Monadt – Algebraic Data Types and Monads in Ruby, Part 2: Monads

In yesterday’s post, I introduced monadt, a gem that adds algebraic data types (ADTs) and monads to Ruby. Today I’m going to dive into how monadt provides monad support, specifically the imperative-looking syntactical sugar you get in languages like Haskell and F#.

I’m not going to cover how monads work in this post, but I will suggest reading either (or both) of the following:

  1. Learn You a Haskell: A Fistful of Monads
  2. F# for Fun and Profit: Dr. Frankenfunctor and the Monadster

Just the Basics

Monadt defines an API for defining and using monads in Ruby, and it includes several common monads out of the box: Maybe, Either, Reader, State, Async, AsyncEither, and ReaderStateEither.

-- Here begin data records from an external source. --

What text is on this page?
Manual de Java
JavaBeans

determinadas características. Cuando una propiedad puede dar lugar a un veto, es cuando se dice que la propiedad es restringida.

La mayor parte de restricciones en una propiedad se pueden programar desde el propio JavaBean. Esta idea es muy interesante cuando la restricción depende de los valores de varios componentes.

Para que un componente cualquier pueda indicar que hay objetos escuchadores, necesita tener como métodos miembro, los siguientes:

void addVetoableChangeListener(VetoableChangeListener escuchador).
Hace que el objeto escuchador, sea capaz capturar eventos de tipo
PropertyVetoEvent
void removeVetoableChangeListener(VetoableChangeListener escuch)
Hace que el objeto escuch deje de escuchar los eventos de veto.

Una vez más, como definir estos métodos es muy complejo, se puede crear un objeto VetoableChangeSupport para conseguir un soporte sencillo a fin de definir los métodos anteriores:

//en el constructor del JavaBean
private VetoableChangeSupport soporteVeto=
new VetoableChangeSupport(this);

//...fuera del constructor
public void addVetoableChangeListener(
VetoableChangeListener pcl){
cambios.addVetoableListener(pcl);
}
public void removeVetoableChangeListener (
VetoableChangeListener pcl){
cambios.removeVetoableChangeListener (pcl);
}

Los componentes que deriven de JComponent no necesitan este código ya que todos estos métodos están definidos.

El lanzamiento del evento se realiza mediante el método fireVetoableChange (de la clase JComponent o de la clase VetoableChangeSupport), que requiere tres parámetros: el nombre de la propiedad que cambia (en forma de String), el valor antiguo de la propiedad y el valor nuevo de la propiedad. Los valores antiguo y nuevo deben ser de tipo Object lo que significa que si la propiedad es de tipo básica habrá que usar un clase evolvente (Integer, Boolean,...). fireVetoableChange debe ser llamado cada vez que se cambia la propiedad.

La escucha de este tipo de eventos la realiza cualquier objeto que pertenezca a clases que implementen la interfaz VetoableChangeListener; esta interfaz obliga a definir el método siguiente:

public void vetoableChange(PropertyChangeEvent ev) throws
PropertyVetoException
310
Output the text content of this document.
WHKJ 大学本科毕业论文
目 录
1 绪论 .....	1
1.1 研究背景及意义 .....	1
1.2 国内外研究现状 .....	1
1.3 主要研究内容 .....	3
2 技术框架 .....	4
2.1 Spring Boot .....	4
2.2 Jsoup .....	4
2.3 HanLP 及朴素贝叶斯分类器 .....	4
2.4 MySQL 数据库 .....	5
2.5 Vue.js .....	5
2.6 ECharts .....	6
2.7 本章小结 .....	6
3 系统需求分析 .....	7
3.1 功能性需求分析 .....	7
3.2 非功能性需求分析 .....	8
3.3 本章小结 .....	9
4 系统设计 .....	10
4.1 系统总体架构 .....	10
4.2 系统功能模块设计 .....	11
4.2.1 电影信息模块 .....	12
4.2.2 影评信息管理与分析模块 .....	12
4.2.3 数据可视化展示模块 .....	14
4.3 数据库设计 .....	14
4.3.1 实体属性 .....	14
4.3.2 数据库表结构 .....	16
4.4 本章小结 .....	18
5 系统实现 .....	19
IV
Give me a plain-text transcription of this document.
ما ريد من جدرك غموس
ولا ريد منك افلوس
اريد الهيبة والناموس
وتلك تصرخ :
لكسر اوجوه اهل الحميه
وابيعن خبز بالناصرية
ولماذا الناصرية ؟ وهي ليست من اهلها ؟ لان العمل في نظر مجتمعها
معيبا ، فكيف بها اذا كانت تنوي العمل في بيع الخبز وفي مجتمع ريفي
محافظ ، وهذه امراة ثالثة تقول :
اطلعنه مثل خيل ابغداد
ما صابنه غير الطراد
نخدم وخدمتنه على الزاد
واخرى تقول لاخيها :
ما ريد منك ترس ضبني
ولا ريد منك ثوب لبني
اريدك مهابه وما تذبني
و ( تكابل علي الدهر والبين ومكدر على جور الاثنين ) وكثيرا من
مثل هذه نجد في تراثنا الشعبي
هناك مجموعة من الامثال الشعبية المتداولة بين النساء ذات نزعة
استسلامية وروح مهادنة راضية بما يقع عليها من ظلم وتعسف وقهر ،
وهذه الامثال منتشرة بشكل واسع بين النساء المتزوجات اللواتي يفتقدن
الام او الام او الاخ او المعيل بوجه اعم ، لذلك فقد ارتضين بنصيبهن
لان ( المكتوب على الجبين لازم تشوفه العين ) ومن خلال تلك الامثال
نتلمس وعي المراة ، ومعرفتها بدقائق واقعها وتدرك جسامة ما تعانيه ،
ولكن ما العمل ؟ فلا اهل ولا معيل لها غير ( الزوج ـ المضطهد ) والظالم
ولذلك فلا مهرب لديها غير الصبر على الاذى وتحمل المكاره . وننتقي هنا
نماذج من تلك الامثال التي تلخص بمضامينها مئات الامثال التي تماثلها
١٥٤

Let’s take a closer look at the AsyncEither monad. Briefly, the Either data structure represents having one of two values: Left X or Right Y. In a monadic context, Either is usually used for the choice between a success value and an error value. In monadt, Either is defined as follows using monadt’s ADT syntax:


class Either
  Left = data :left
  Right = data :right
end

When you use Either in a monad, you perform a series of calculations, opting out early if any of the steps returns an error value.

The Async monad is designed to streamline performing sequences of asynchronous operations. Basically, it lets you write imperative-looking asynchronous code instead of using a bunch of continuation blocks.

Putting these concepts together, we can use an AsyncEither monad, which asynchronously retrieves either a success value or a failure value. If any asynchronous step fails, the failure value at that point will be returned.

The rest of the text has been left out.